Ausstellungsansicht DAME MIT FÄCHER Foto: Johannes Stoll / Belvedere, Wien

DAME MIT FÄCHER Der letzte Strich eines großen Malers

Gustav Klimts Arbeitsraum © ONB/Wien Foto: Moriz Nähr

Nach 100 Jahren erstmals vereint: Gustav Klimts letzte Werke

Eine junge Frau, mit kokettem Blick in eine Welt, die damals den Menschen alles andere als freundlich gesinnt war, hält einen chinesischen Fächer vor ihre wohl entblößte Brust. Hinter ihr auf der Leinwand wimmeln ganz nach ostasiatischer Mode Ziervögel und Blumen in hellen Farben. Am 10. Jänner 1918 sitzt Gustav Klimt noch an dieser Staffelei. Ihm gegenüber posiert eine uns unbekannte Dame, die sich von dem gerade erst 52 Jahre alten Meister dieses Genres porträtieren lässt. Was Klimts letzte Worte an sein Modell waren, ist ebenso unbekannt. Vielleicht haben sie gemeinsam das Atelier verlassen, er hat noch abgesperrt, ein paar Worte zum grausamen Kriegsgeschehen verloren, das in seiner Malerei einen lebensbejahenden Kontrapunkt erfahren sollte, und die Dame für den nächsten Tag wieder zur Sitzung bestellt. Dazu kam es aber nicht. Am 11. Jänner morgens erlitt Gustav Klimt einen Schlaganfall, von dem er sich nicht mehr erholen sollte. Er verstarb am 6. Februar 1918. Einige Tage darauf durfte der Fotograph Moriz Nähr, ein Vertrauter Klimts, das Atelier betreten.

Foto: Erwin Böhler / Courtesy of the Michael Huey and Christian Witt-Dörring

Mit seiner Kamera schuf Nähr ein Zeitdokument für die Kunstgeschichte und den Beweis für die bis zuletzt ungebrochene Schaffenskraft des Malers. Auf dem Foto sind zwei Gemälde in Arbeit zu sehen, eben die „Dame mit Fächer“ und „Die Braut“, ein für Klimt typisch symbolhaft aufgeladenes Bild, das einen Mann umgeben von schemenhaften Frauen zeigt.
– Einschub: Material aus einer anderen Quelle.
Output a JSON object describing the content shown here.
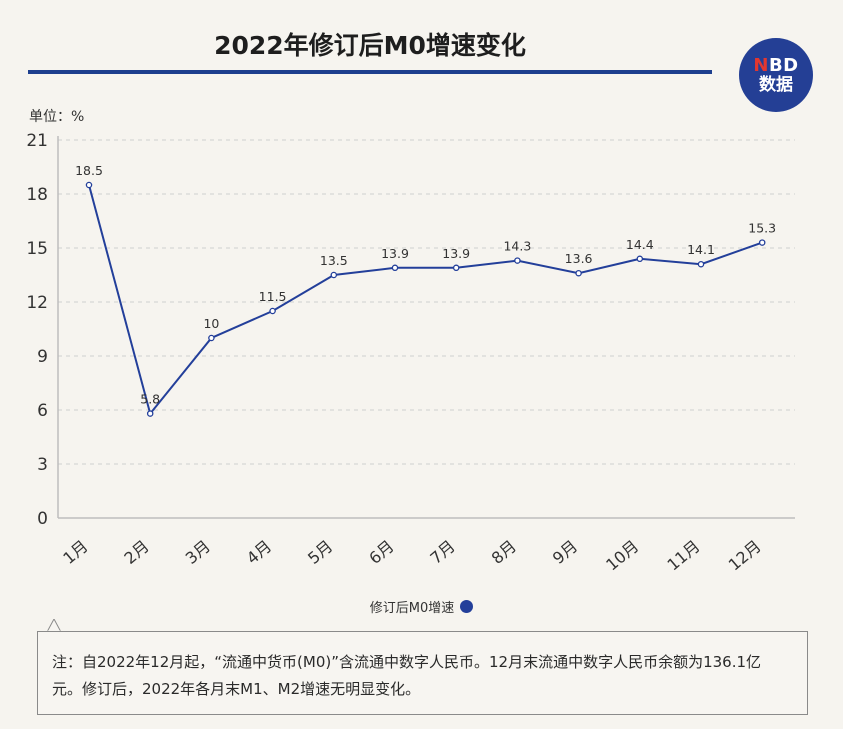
{
  "header": {
    "title": "2022年修订后M0增速变化"
  },
  "logo": {
    "line1_n": "N",
    "line1_rest": "BD",
    "line2": "数据"
  },
  "unit_label": "单位：%",
  "legend": {
    "label": "修订后M0增速"
  },
  "note": {
    "text": "注：自2022年12月起，“流通中货币(M0)”含流通中数字人民币。12月末流通中数字人民币余额为136.1亿元。修订后，2022年各月末M1、M2增速无明显变化。"
  },
  "colors": {
    "series": "#233f9a",
    "title_rule": "#1d3f8e",
    "logo_bg": "#243f95",
    "logo_n": "#e2372f"
  },
  "chart_data": {
    "type": "line",
    "title": "2022年修订后M0增速变化",
    "ylabel": "单位：%",
    "xlabel": "",
    "categories": [
      "1月",
      "2月",
      "3月",
      "4月",
      "5月",
      "6月",
      "7月",
      "8月",
      "9月",
      "10月",
      "11月",
      "12月"
    ],
    "series": [
      {
        "name": "修订后M0增速",
        "values": [
          18.5,
          5.8,
          10,
          11.5,
          13.5,
          13.9,
          13.9,
          14.3,
          13.6,
          14.4,
          14.1,
          15.3
        ],
        "labels": [
          "18.5",
          "5.8",
          "10",
          "11.5",
          "13.5",
          "13.9",
          "13.9",
          "14.3",
          "13.6",
          "14.4",
          "14.1",
          "15.3"
        ]
      }
    ],
    "ylim": [
      0,
      21
    ],
    "yticks": [
      0,
      3,
      6,
      9,
      12,
      15,
      18,
      21
    ],
    "grid": true,
    "legend_position": "bottom-center"
  }
}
An beiden Werken wären wohl noch Kleinigkeiten zu verbessern, zu perfektionieren gewesen, obwohl sie auf flüchtiges Hinschauen längst vollendet erscheinen.
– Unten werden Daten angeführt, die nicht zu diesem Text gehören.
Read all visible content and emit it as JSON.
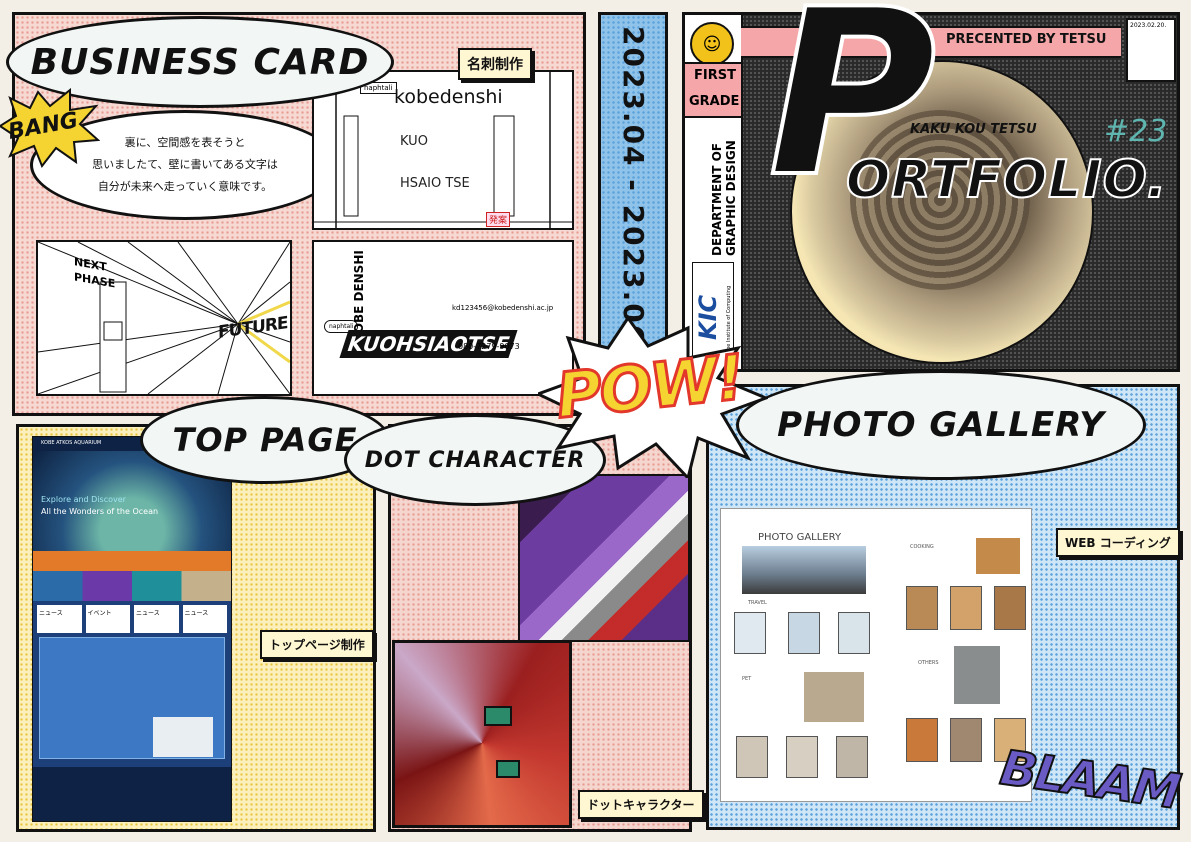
{
  "business_card": {
    "bubble_title": "BUSINESS CARD",
    "tag": "名刺制作",
    "sfx": "BANG",
    "description_lines": [
      "裏に、空間感を表そうと",
      "思いましたて、壁に書いてある文字は",
      "自分が未来へ走っていく意味です。"
    ],
    "card_front": {
      "brand": "kobedenshi",
      "logo": "naphtali",
      "name_1": "KUO",
      "name_2": "HSAIO TSE",
      "stamp": "発案"
    },
    "card_back": {
      "wall_1": "NEXT",
      "wall_2": "PHASE",
      "floor": "FUTURE"
    },
    "card_3d": {
      "school": "KOBE DENSHI",
      "name": "KUOHSIAOTSE",
      "email": "kd123456@kobedenshi.ac.jp",
      "phone": "080-7279-9073",
      "logo": "naphtali"
    }
  },
  "date_strip": {
    "text": "2023.04 - 2023.06"
  },
  "cover": {
    "badge_date": "2023.02.20.",
    "presenter": "PRECENTED BY TETSU",
    "grade_1": "FIRST",
    "grade_2": "GRADE",
    "department_1": "DEPARTMENT OF",
    "department_2": "GRAPHIC DESIGN",
    "school_logo": "KIC",
    "school_name": "Kobe Institute of Computing",
    "big_letter": "P",
    "title": "ORTFOLIO.",
    "author": "KAKU KOU TETSU",
    "issue": "#23"
  },
  "top_page": {
    "bubble_title": "TOP PAGE",
    "tag": "トップページ制作",
    "site_name": "KOBE ATKOS AQUARIUM",
    "hero_line_1": "Explore and Discover",
    "hero_line_2": "All the Wonders of the Ocean",
    "menu_items": [
      "ニュース",
      "イベント",
      "ニュース",
      "ニュース"
    ]
  },
  "dot_character": {
    "bubble_title": "DOT CHARACTER",
    "tag": "ドットキャラクター"
  },
  "sfx": {
    "pow": "POW!",
    "blaam": "BLAAM"
  },
  "photo_gallery": {
    "bubble_title": "PHOTO GALLERY",
    "tag": "WEB コーディング",
    "page_title": "PHOTO GALLERY",
    "sections": [
      "TRAVEL",
      "PET",
      "COOKING",
      "OTHERS"
    ]
  },
  "colors": {
    "pow_red": "#e2372a",
    "pow_yellow": "#f5d431",
    "blaam_purple": "#6a5bc4",
    "blue_strip": "#8fc3ea",
    "cover_pink": "#f4a6a8",
    "gold": "#f2c21a"
  }
}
Gustav Klimt, Dame mit Fächer, 1917-18 © Belvedere, Wien, Foto: Markus Guschelbauer

Diese Momentaufnahme sollte über 100 Jahre die einzige sein, auf denen die zwei Letzten Werke gemeinsam zu sehen sind. „Die Braut“ kam als Leihgabe der Gustav Klimt/Wien 1900 Privatstiftung ins Belvedere. Die „Dame mit Fächer“ hingegen wurde vom Industriellen Erwin Böhler angekauft, der sie anno 1920 als Leihgabe der Kunstschau in Wien zur Verfügung stellte. Bis 1960 verblieb sie im Besitz der Familie (auf einem Foto hängt sie über einem Sockel in einem der Räume). Zeitweilig befand sich dieses Gemälde im Besitz des Sammlers Rudolf Leopold, gelangte dabei zu einer Ausstellung in Tokyo, wurde aber aus nicht näher bekannten Gründen verkauft. Aufgetaucht ist es wieder 1992, wo es in Krakau öffentlich gezeigt wurde.
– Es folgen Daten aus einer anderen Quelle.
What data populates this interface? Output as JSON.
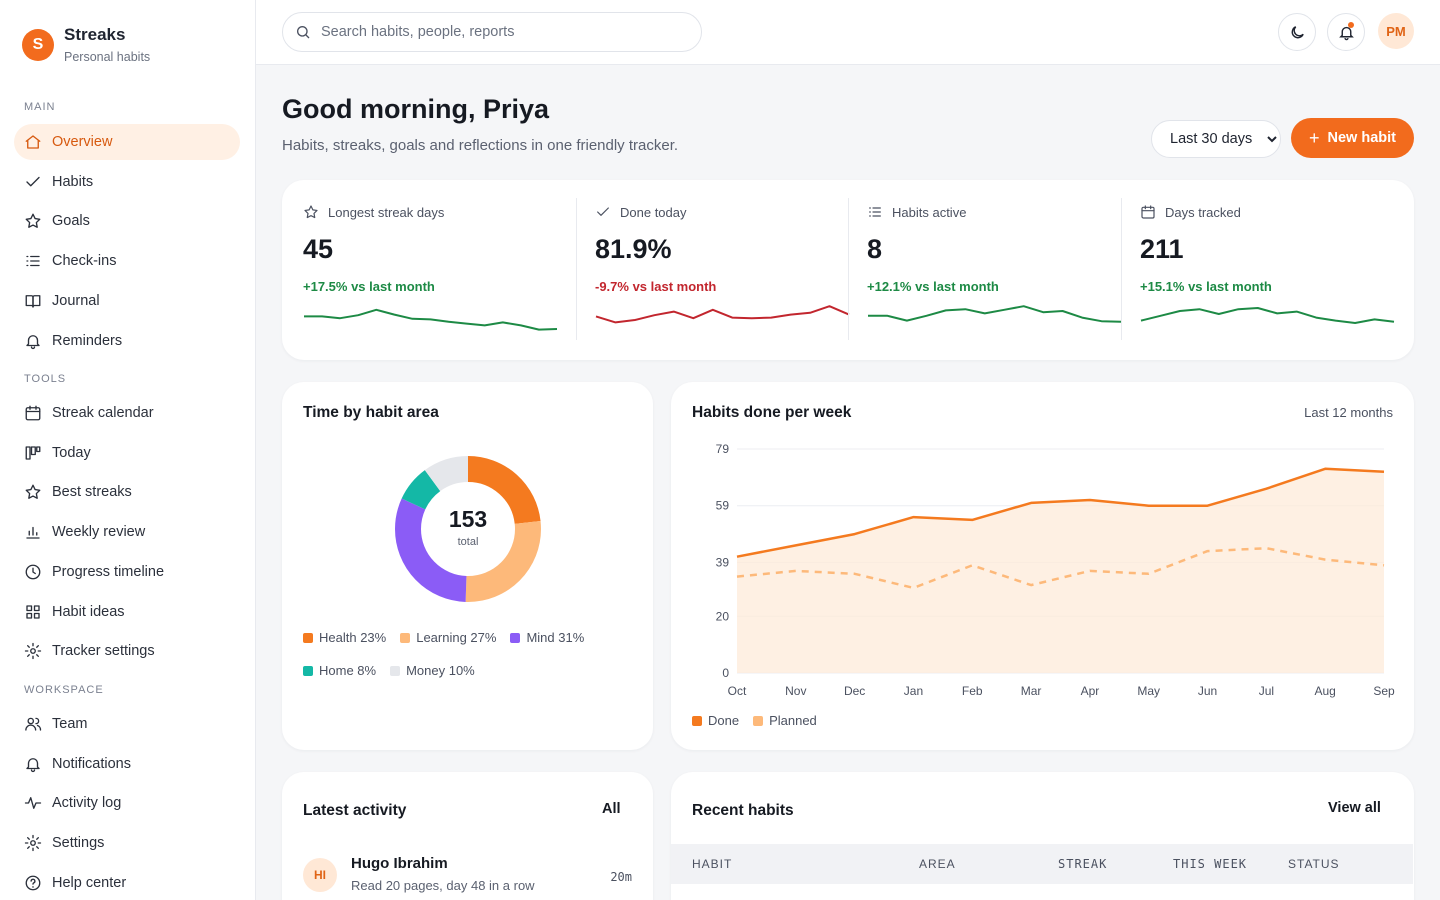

Kurator Markus Fellinger freut sich, dass er im Zuge der Vorbereitungen zur aktuellen Ausstellung erstmals einen Blick darauf werfen konnte. Ihm wurde die Ehre zuteil, neben einigen anderen Spätwerken („Amalie Zuckerkandl“, „Adam und Eva“ oder „Dame in Weiß“) von Gustav Klimt diese beiden letzten großen Arbeiten erstmals seit dem Tod des Künstlers wieder zusammenführen zu können. Unter dem Titel „DAME MIT FÄCHER Gustav Klimts letzte Werke“ sind sie nun bis 13. Februar 2022 im Oberen Belvedere zu sehen, mit erläuternden Wandtexten und selbstverständlich dem berührenden Foto von Moriz Nähr.